Did you know my blog has more readers than Psychiatric Times and Family Process combined? That sad fact compels me to refer you all to something excellent in both.
For you parents out there (especially women):
Before the birth of your first child, what was your recollection of your own childhood relationship with your parents? Were Mom and Dad close to you, distant, domineering, warm, etc?
If the question was then asked four years after the birth of your first kid, how would your answer change, if at all?
Jerry Lewis, MD, writes in Psychiatric Times about a study he did in 1995. He interviewed young couples before the birth of their first child, and four years after, about their recollections of their own childhood.
He found that having a kid did not change their recollections, with one single exception:
A number of the female participants changed their recollections of their fathers from positive to negative. After 4 years of parenting, they no longer recalled their fathers as being as affectionate and supportive during their childhoods as they had been before the birth of their child.I would have guessed the opposite, that most women would think better of their fathers after four years of motherhood: "wow, being a parent isn't easy, I have new respect for my Dad."
So why would a subgroup of women think worse of their fathers after they had kids? (Or: why would they think better of their fathers before having a kid?)
Perhaps women thought, "wow, look at all the attention and love I give my kid, my Dad never did that."
That would be my guess; but Lewis found a different reason.
...we found a clear pattern, and it had to do not with the female participants but their husbands.
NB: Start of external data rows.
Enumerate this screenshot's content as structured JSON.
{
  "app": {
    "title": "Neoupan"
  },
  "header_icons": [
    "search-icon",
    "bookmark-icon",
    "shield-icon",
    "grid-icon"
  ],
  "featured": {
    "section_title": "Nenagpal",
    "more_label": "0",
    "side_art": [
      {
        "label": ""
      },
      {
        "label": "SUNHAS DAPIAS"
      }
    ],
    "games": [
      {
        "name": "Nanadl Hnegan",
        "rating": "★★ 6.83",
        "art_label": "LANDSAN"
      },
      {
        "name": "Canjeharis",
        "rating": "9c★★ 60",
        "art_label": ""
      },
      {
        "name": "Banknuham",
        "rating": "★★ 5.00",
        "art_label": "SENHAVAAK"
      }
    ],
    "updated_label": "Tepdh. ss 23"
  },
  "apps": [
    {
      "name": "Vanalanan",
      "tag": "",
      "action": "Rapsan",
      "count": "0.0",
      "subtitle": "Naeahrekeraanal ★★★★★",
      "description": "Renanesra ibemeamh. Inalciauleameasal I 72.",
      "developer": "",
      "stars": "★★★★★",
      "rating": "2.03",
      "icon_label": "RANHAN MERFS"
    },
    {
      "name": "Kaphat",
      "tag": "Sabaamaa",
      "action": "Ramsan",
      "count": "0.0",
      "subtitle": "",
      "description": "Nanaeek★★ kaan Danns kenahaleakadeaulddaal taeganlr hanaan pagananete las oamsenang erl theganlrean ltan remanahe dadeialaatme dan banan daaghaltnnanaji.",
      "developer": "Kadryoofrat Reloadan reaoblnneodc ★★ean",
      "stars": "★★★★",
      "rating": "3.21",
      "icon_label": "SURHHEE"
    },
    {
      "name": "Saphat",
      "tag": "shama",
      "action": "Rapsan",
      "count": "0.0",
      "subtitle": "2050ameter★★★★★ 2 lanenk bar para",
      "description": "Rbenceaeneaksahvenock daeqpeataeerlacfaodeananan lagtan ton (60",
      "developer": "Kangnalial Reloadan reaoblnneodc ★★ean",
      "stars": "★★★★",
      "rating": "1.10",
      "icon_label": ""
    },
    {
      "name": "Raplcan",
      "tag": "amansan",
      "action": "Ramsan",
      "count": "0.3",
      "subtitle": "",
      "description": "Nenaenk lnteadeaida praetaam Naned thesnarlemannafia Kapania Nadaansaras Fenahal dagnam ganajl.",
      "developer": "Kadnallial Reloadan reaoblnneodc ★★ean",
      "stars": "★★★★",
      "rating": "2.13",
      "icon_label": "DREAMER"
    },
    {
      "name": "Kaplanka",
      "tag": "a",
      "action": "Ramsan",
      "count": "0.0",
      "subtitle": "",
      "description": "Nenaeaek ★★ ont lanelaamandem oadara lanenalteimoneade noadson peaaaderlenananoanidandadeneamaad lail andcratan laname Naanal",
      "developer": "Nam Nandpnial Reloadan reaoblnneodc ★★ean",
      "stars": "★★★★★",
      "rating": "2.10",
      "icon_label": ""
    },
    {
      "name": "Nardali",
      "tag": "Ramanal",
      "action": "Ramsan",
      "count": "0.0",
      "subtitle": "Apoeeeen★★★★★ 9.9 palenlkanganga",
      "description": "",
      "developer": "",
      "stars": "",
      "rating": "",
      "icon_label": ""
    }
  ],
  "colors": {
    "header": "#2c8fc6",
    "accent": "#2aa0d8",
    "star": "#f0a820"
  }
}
The women who changed their recollections [more negatively] had husbands who were depressed, who helped little with parenting, and who were observed to be less sensitive to their children than other fathers.
Hold on-- why wouldn't having a bad husband make you appreciate your Dad more? Joe is mean, my Dad wasn't. If you think your husband is detached, uninvolved, and moody, why wouldn't you idealize your Dad in comparison?
The women with depressed, unhelpful husbands did not report lower levels of marital satisfaction; rather they were maintained at high levels. One interpretation of our data was that the women's more negative memories of their fathers served the function of minimizing (or denying) their husbands' failure to be as helpful as needed. If this is all that can be expected of men, then I can no longer recall my father so positively!
So his theory is that these women selectively remembered negative things about their fathers in order to make their own husbands look better in comparison.
Let's say this is correct. It suggests a bigger problem: are these women willing to do this at the expense of their child who still has to live with him as a father?
The facts are these:
- before having a child, women thought highly of their fathers and their husbands/marriage.
- After birth, they continued to think highly of their husbands, but worse of their own fathers.
- The husbands were observed by their wives to be less sensitive to the kids than other fathers and helped less with parenting.
These women were not in complete denial about heir husbands' shortcomings-- they put it on the questionnaire. But they were just as satisfied with their marriages in spite of the fact that their husbands were bad fathers. Put another way: that their husbands were bad fathers didn't make them less satisfied with their husbands-- it made them less satisfied with their own fathers.
These particular women were willing to demote the significance of both their own fathers and their own children in order to maintain the illusion that they had a good marriage.
But put all this aside. Lewis's article is about the larger issue of historical narrative, constantly being revised to suit the demands of the current ego. The above women needed to affirm their husband's worth, so they changed their recollections of their fathers.
That's one explanation, but consider for a moment a different possibility: that changing your memories changes you.
Merely reading that sentence gives you pause. The man who holds onto childhood anger; the person who doesn't forget a certain grudge, people who "remember where they came from"-- these things anchor identity, keep you the same. I'm not making a value judgment, I'm describing a process. We believe that growing, or therapy, brings us to a point in our lives where we can reinterpret memories. But simultaneously, the act of reinterpretation changes us.
You don't just look back on your parents differently when you become an adult. You also become an adult when you are able to look back on your parents differently.
Every moment of every day, you decide who you are, and you decide how things will be remembered. Memory isn't a hard drive; it's a text editor.
When I was a child, I spake as a child, I understood as a child, I thought as a child: but when I became a man, I put away childish things.That should properly read: when I became an adult, I put away childish things. Then I became a man.